Memory dumps that are acquired while the system is running often contain inconsistencies like page smearing which hamper the analysis. One possibility to avoid inconsistencies is to pause the system during the acquisition and take an instantaneous memory dump. While this is possible for virtual machines, most systems cannot be frozen and thus the ideal dump can only be quasi-instantaneous, i.e., consistent despite the system running. In this article, we introduce a method allowing us to measure quasi-instantaneous consistency and show both, theoretically, and practically, that our method is valid but that in reality, dumps can be but usually are not quasi-instantaneously consistent.
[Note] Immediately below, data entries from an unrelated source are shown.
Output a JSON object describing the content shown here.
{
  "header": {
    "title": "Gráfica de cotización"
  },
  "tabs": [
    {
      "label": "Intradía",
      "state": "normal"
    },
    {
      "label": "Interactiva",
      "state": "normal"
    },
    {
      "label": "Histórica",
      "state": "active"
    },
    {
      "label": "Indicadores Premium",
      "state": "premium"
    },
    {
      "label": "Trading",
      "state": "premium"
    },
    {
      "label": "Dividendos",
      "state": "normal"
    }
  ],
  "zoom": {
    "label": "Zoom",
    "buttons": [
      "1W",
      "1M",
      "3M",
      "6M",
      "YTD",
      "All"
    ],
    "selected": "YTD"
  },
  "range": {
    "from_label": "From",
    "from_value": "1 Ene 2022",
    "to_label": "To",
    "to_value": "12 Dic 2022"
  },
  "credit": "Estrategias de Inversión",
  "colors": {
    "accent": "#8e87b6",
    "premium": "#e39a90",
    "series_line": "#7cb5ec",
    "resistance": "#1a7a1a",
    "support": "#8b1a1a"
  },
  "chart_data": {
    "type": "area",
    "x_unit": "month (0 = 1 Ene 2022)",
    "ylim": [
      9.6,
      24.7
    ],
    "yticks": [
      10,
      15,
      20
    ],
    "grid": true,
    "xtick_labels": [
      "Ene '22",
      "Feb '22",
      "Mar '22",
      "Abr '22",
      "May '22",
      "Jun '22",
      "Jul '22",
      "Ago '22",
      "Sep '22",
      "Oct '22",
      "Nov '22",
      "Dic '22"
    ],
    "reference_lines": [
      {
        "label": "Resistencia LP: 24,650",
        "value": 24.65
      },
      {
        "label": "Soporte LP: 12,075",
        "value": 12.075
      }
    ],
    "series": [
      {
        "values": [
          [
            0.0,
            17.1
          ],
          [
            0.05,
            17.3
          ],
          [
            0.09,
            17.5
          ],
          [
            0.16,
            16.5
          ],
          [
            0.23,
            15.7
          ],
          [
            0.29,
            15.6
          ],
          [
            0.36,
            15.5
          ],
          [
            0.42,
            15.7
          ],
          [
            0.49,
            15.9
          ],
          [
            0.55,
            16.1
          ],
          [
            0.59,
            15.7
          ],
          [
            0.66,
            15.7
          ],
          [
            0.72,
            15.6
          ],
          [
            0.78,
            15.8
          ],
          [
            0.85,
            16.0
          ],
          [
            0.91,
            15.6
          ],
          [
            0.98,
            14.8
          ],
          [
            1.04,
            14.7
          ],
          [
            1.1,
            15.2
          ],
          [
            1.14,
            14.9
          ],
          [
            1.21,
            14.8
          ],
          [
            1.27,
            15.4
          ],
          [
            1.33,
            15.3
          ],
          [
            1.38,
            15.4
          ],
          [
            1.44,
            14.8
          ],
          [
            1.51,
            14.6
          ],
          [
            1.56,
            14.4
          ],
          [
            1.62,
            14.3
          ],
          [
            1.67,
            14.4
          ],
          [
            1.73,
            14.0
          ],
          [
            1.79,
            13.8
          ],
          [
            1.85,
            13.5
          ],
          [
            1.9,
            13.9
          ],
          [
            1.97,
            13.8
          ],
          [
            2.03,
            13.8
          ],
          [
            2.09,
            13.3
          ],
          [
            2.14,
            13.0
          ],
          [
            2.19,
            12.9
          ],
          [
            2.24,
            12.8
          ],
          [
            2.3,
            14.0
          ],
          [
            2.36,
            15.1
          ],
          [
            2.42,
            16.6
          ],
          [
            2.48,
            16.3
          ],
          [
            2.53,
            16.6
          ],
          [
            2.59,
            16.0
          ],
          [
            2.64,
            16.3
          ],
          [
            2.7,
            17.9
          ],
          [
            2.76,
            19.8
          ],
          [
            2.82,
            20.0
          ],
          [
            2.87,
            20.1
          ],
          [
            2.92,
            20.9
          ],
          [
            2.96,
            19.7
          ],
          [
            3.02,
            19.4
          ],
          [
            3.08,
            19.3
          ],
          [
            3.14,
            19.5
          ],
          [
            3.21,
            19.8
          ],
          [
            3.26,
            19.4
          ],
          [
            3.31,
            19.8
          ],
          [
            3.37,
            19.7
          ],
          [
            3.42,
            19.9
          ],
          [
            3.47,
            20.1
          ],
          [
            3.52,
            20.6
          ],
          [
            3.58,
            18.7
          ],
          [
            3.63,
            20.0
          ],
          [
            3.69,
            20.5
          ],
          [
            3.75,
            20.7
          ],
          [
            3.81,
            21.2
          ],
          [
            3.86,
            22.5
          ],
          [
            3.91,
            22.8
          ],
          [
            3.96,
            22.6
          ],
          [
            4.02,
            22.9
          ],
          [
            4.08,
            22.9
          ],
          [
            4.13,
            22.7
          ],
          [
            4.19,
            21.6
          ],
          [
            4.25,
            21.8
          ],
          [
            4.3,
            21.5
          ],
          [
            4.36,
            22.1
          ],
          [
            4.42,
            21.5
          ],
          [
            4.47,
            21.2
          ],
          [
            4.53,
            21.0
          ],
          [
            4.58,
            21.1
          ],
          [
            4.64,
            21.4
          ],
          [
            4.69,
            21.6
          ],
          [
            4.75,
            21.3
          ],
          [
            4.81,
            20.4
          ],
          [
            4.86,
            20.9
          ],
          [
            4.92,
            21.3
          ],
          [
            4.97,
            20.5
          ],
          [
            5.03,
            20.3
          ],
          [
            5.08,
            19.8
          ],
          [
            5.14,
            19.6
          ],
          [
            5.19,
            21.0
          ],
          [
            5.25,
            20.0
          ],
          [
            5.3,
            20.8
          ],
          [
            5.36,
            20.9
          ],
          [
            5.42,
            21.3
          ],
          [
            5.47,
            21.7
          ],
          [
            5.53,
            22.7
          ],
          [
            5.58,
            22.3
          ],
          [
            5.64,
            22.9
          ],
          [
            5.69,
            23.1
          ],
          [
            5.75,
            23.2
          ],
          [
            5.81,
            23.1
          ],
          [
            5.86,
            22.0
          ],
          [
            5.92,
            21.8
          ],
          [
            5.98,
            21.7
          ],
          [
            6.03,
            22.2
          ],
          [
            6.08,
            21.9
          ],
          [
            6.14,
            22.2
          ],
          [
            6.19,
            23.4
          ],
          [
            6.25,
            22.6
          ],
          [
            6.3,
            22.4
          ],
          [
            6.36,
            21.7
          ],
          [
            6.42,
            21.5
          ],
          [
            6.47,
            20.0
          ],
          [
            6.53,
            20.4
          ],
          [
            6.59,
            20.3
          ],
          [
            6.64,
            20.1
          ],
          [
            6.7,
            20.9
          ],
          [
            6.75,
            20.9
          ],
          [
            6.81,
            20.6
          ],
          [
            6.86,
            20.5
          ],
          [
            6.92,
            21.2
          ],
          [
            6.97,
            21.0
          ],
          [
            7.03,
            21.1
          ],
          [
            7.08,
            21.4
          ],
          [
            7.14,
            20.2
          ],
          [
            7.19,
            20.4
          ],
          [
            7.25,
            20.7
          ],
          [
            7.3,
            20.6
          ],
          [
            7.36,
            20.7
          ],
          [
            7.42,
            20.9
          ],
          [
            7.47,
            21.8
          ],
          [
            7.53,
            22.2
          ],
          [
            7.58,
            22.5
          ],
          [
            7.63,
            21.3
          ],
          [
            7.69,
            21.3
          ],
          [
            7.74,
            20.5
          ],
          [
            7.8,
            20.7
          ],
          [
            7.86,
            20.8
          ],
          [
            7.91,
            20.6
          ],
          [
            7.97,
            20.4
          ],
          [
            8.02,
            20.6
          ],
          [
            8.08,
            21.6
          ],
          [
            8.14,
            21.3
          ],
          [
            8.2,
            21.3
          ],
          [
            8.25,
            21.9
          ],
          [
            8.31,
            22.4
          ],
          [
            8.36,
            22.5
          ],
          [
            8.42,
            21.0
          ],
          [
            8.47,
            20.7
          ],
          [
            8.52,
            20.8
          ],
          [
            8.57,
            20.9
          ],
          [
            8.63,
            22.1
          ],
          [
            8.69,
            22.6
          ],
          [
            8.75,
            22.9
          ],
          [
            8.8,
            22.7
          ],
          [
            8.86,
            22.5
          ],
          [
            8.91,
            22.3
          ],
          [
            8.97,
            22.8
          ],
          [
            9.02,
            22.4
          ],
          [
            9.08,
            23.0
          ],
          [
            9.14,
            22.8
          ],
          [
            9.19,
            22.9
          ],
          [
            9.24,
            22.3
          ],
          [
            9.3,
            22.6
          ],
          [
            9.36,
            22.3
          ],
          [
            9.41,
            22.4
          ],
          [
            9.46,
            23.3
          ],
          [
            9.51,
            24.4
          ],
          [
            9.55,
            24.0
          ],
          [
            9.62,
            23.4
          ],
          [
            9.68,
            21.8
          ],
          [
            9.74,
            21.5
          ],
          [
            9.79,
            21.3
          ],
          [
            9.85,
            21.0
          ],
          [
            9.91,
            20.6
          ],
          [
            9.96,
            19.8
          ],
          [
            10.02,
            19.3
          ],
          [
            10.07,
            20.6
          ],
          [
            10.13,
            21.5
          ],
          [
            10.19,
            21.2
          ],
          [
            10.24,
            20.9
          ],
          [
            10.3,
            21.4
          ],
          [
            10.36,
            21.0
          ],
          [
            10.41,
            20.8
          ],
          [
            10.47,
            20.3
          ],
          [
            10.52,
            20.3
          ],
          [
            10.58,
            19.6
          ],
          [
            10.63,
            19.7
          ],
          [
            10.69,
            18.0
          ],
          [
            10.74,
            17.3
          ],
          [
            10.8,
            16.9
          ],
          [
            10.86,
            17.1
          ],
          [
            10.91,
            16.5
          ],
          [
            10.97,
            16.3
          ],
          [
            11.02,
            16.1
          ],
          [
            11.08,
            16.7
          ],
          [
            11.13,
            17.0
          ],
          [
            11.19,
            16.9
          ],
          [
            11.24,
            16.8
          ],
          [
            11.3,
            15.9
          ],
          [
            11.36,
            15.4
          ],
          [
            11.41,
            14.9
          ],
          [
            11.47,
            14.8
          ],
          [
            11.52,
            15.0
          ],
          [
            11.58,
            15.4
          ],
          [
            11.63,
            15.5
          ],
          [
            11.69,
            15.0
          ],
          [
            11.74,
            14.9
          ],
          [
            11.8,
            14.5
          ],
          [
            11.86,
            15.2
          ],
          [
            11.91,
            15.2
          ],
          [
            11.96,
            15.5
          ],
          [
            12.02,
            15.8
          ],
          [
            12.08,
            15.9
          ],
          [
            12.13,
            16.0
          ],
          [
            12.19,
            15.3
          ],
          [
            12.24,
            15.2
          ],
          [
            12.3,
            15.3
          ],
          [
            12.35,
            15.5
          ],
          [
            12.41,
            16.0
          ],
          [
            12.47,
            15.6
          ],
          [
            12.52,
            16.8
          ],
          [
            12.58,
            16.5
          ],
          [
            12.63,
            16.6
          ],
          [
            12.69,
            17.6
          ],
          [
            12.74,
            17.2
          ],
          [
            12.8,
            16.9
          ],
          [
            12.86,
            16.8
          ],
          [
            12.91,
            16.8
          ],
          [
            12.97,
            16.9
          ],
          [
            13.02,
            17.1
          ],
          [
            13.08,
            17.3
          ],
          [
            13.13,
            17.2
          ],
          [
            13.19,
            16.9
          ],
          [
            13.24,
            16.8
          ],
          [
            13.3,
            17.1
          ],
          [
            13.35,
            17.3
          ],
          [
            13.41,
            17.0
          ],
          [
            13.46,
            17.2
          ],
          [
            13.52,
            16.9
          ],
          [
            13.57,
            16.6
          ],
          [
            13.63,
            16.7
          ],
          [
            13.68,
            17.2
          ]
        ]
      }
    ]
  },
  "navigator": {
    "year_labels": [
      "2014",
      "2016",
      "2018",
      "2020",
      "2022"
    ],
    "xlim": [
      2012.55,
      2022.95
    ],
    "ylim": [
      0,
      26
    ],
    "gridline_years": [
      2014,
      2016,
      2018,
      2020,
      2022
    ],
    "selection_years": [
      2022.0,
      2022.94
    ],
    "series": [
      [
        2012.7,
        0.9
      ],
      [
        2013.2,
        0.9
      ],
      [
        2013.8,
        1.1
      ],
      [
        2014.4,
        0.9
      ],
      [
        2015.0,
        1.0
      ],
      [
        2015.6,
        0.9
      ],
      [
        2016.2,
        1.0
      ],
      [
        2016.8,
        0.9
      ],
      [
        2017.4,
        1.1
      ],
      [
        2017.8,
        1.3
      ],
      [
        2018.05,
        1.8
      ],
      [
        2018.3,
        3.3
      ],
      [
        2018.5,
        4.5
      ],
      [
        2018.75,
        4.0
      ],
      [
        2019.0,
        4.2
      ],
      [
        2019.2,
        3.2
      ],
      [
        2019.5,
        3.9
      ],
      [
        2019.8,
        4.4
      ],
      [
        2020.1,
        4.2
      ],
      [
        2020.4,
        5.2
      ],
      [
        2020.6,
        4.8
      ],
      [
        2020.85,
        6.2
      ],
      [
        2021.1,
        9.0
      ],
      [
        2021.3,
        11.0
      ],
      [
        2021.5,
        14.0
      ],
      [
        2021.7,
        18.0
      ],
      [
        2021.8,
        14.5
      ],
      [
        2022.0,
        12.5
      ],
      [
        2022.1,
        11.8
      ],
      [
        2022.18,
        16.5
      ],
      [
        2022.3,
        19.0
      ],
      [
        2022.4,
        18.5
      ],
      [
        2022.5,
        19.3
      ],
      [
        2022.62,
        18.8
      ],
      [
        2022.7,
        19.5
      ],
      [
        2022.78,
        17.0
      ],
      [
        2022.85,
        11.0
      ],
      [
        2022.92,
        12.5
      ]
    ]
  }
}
For the assessment, we run a pivot program enabling the evaluation of quasi-instantaneous consistency for its heap and allowing us to pinpoint where exactly inconsistencies occurred.

翻译：系统运行时获取的内存转储常包含页面涂抹等不一致性问题，这阻碍了分析工作。避免不一致性的方法之一是在获取转储时暂停系统，从而获取瞬时内存转储。虽然这对虚拟机可行，但大多数系统无法冻结，因此理想转储只能做到准瞬时，即尽管系统在运行，转储仍保持一致。本文提出一种方法，使我们能够衡量准瞬时一致性，并从理论和实践两方面证明该方法的有效性。然而实际中，内存转储可以是（但通常不是）准瞬时一致的。为进行评估，我们运行一个枢轴程序，该程序能够评估其堆的准瞬时一致性，并使我们能够精确定位不一致性发生的具体位置。